Tabungan masa dewasa mereka. Akulah sandaran mereka nanti, dan tempat mereka kembali di kala hari tua nanti telah tiba. Sebagai wujud imbal balik rasa terima kasihku atas kasih sayang mereka, walaupun sebenarnya mereka ikhlas merawatku.
Kami bahagia, tertawa bersama. Hidup dalam kasih Allah SWT. Ini adalah benar-benar lembaran yang baru bagi mereka. Akulah yang membuat mereka menjadi pasangan yang lengkap sebagai keluarga kecil. Namun sungguh sarat akan makna kehidupan yang tak dapat mereka dapatkan di luar sana.
Semua begitu damai, semua bahagia. Seakan dunia hanya milik mereka. Mereka pamerkan aku dihadapan keluarga mereka yang lain, sebagai pertanda bahwa mereka telah berhasil menjadi keluarga. Semua juga turut senang. Demikian juga dengan aku, yang belum mengetahui apapun kecuali rasa suka.
Waktu demi waktu menumbuhkanku dalam keluarga kecilku. Masa pula lah yang membuatku semakin mirip dengan mereka. Terkadang mereka dapat melihat diri mereka dalam jiwaku. Membuat mereka Dejavu akan hal-hal yang baru aku lakukan dan yang telah mereka lakukan dulu di masa kecil.
Begitu sempurna kehidupanku, tanpa celah sedikitpun. Aku seolah sebagi kertas putih, masih bersih, lantas mereka goresi kehidupanku dengan tinta keceriaan dari pena emas yang telah mereka simpankan khusus untuk diriku. Atau mungkin sebagai kanvas, yang mereka lukis dengan kebaikan. Lantas setelahnya mereka pajang lukisan itu di ruang tamu, sebagai unggulan yang akan mereka pamerkan kepada orang-orang nanti.
Dengan mereka mengajariku bagaimana cara berdiri, saling bermain seolah tanpa beban, mengajari hidup dalam kesederhanaan, mengajariku bagaimana tertawa bahagia, mereka berusaha menyenangkan hatiku dengan sekedar berjalan-jalan bersama, mengajariku cara berjalan, mengajariku bagaimana menyanyi, mengajariku bersikap ramah, melatihku berani tampil percaya diri di depan banyak orang, mendampingiku hingga aku mengenal bangku sekolah.
Terima kasih telah mengajariku banyak hal…

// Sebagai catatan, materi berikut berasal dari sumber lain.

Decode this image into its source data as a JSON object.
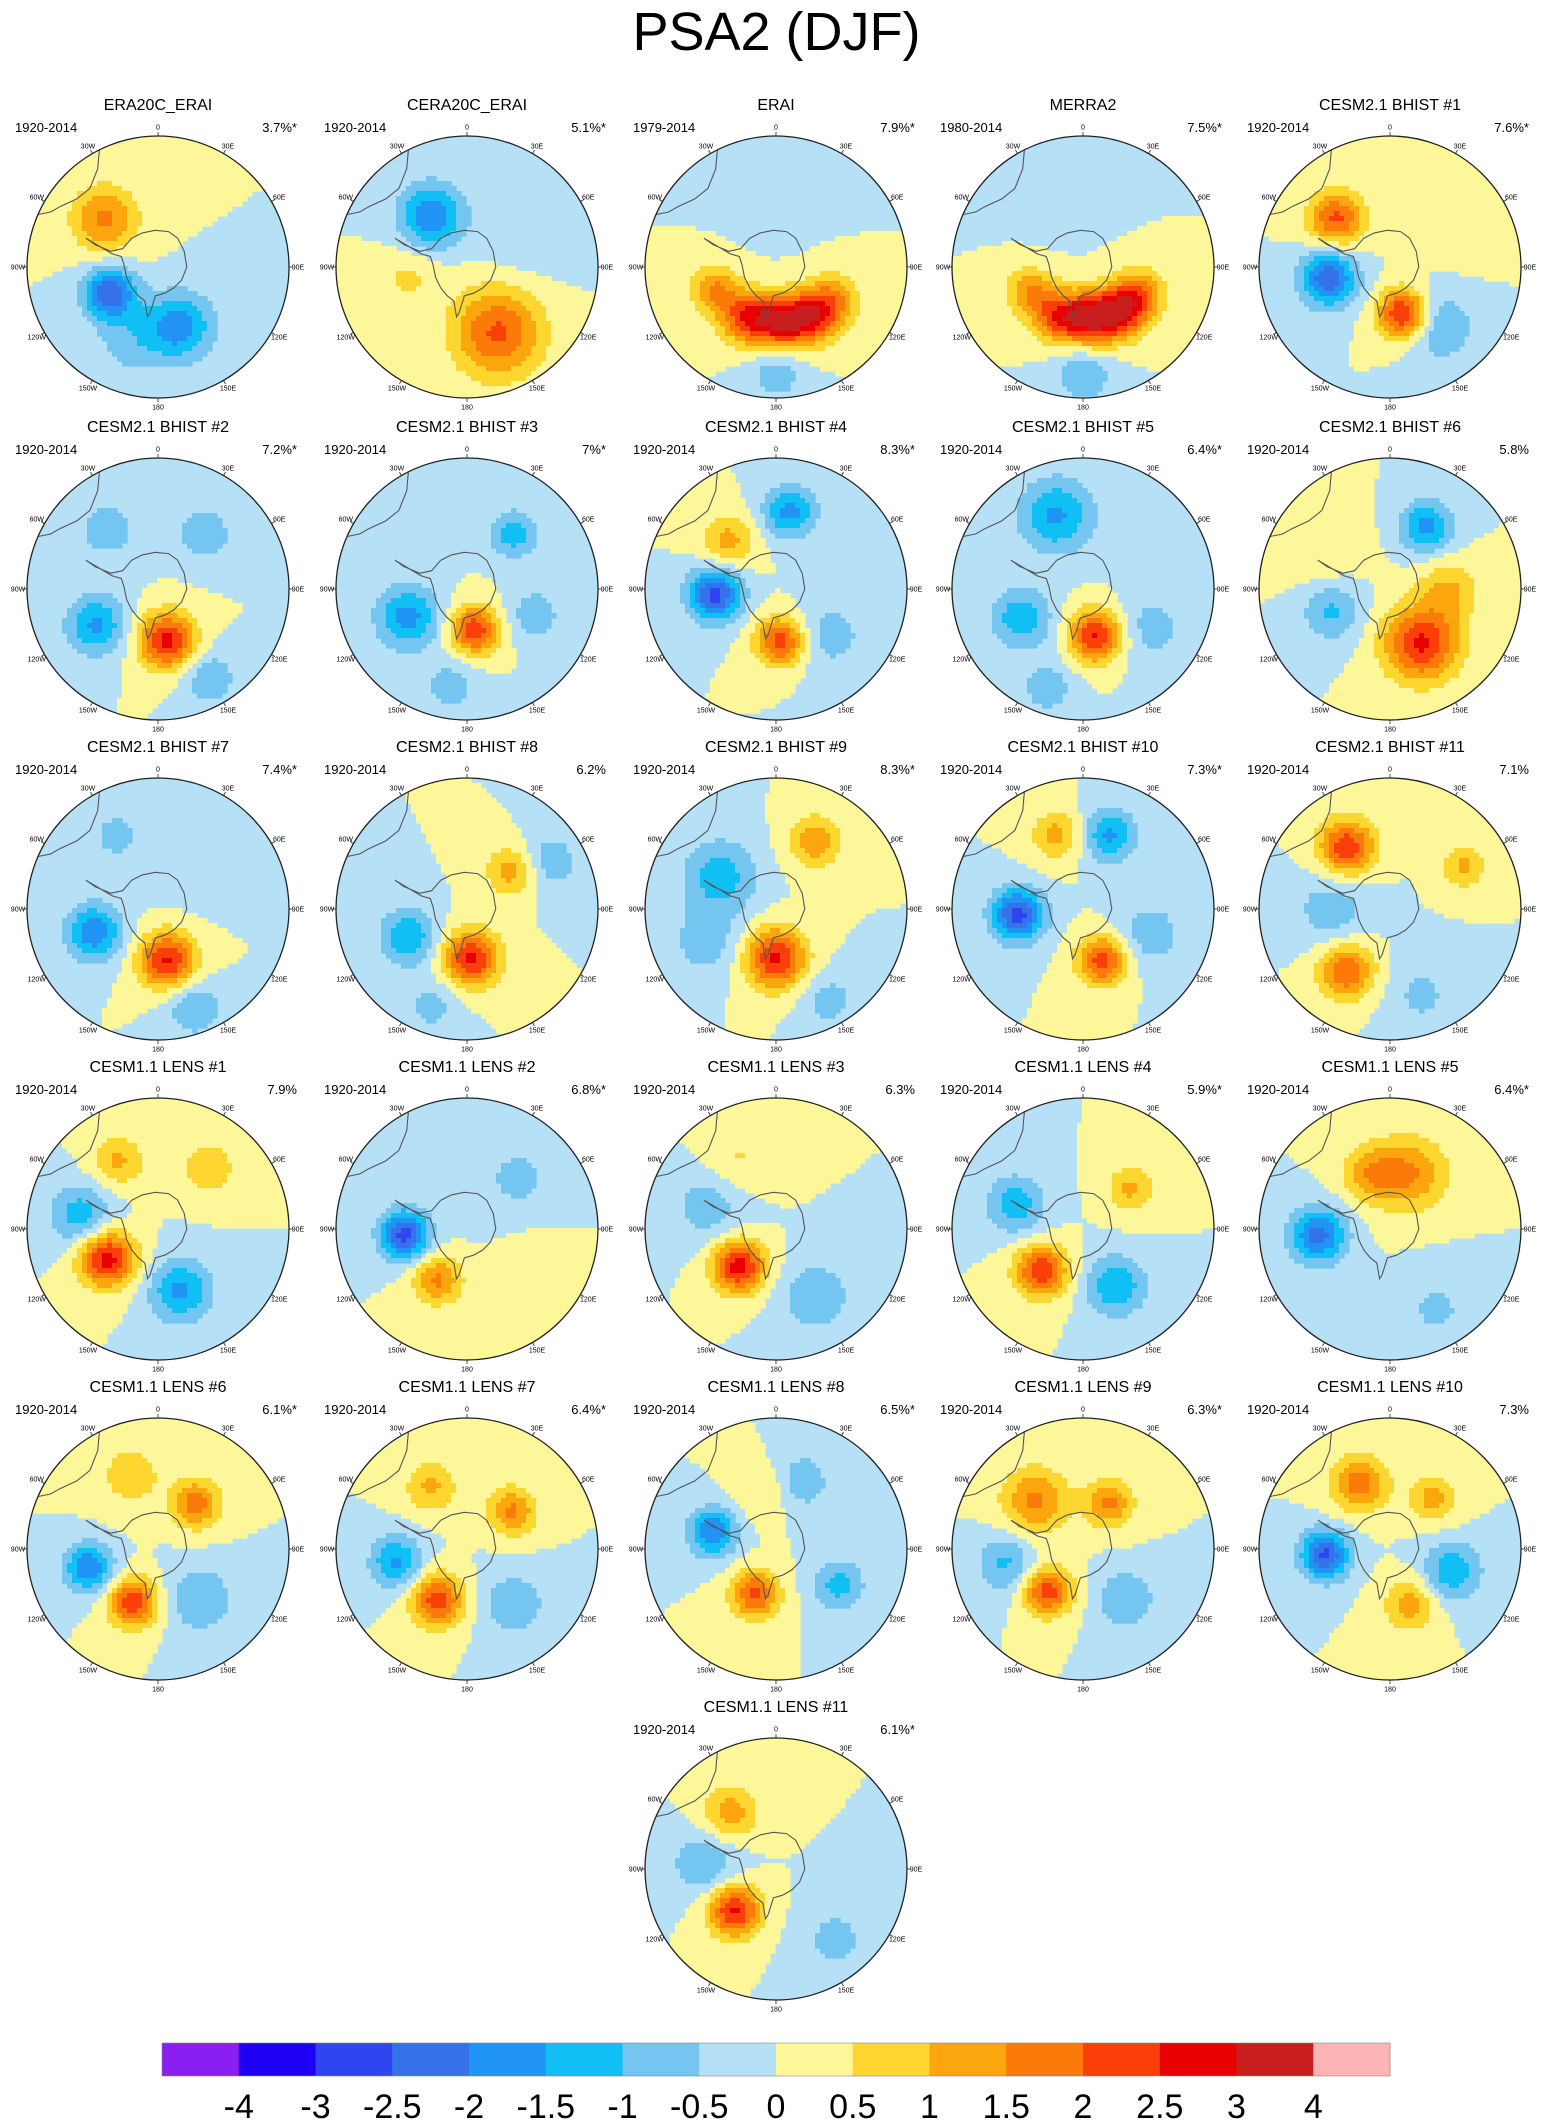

Tetapi entah mengapa mereka semua tidak lagi akur,
Ayahku, ibuku, keluarga kecilku…
Tak seorang pun dari mereka memberiku jawaban mengapa ini terjadi. Aku kebingungan, akan bertanya kepada siapa aku ?? Nihil, semuanya menyembunyikan kebahagiaanku yang dulu. Atau mungkin bahkan membuangnya. Sebab telah kucari kemana pun kebahagiaan itu tak lagi ada, hanya ada kesuraman yang selalu aku benci. Tidak pernah aku suka. Kini rumahku mendung.
Di saat inilah Allah SWT mengenalkanku dengan air mata dari rasa sakit dalam hati, dan bukan fisik. Di sinilah aku harus dihadapkan pada sebuah keputusan yang sebenarnya tidak pernah dapat aku jawab. Aku harus memilih diantara mereka. Ibu dan ayah, yang sama-sama aku cinta. Sama ratanya.
Luka ini membesarkanku dalam diam, aku tidak mampu berkata lebih banyak lagi. Aku dihadang oleh ruangan kedap suara yang membuat suaraku tak lagi dapat di dengar, walapun aku telah berteriak sekali pun. Percuma saja. Aku terus terdiam meski akhirnya aku tahu jawaban dari apa yang terjadi.
MEREKA BERPISAH…
Sedih ?? Sudah pasti. Marah ?? Barang tentu. Tanda tanya besar selalu terlintas dalam fikiranku. Ada apa ?? Lupakah mereka seperti apa mereka dulu pada awal pertemuan mereka ?? Lantas untuk apa kehidupan selama belasan tahun ini jika memang mereka tidak saling cinta. Untuk apa aku dibesarkan jika memang hanya untuk disakiti seperti ini ?? Serta beribu-ribu pertanyaan yang tak mampu aku utarakan. Hanya dapat aku simpan.
Yang ku tahu hidupku harus terus kujalani meski harus menutupi tangisku dengan senyum yang pernah diajarkan ibuku. Ibuku begitu hebat, ia adalah wanita tegar. Ialah wanita pertama yang mengajarkanku bagaimana menjadi seorang perempuan seperti dirinya.
Ia tahu bahwa ia memang tidaklah sempurna, masih banyak wanita yang lebih hebat daripada dirinya. Namun ia selalu menyiratkan kepadaku bahwa hanya ialah yang mampu merawatku lebih dari sekedar sempurna. Dan aku selalu dibuatnya bangga akan hal itu. Ialah sesosok contoh wanita jempolan, perempuan nomor satu, ialah pertama dan satu-satunya yang memberiku kesan bahwa betapa mulianya menjadi seorang wanita.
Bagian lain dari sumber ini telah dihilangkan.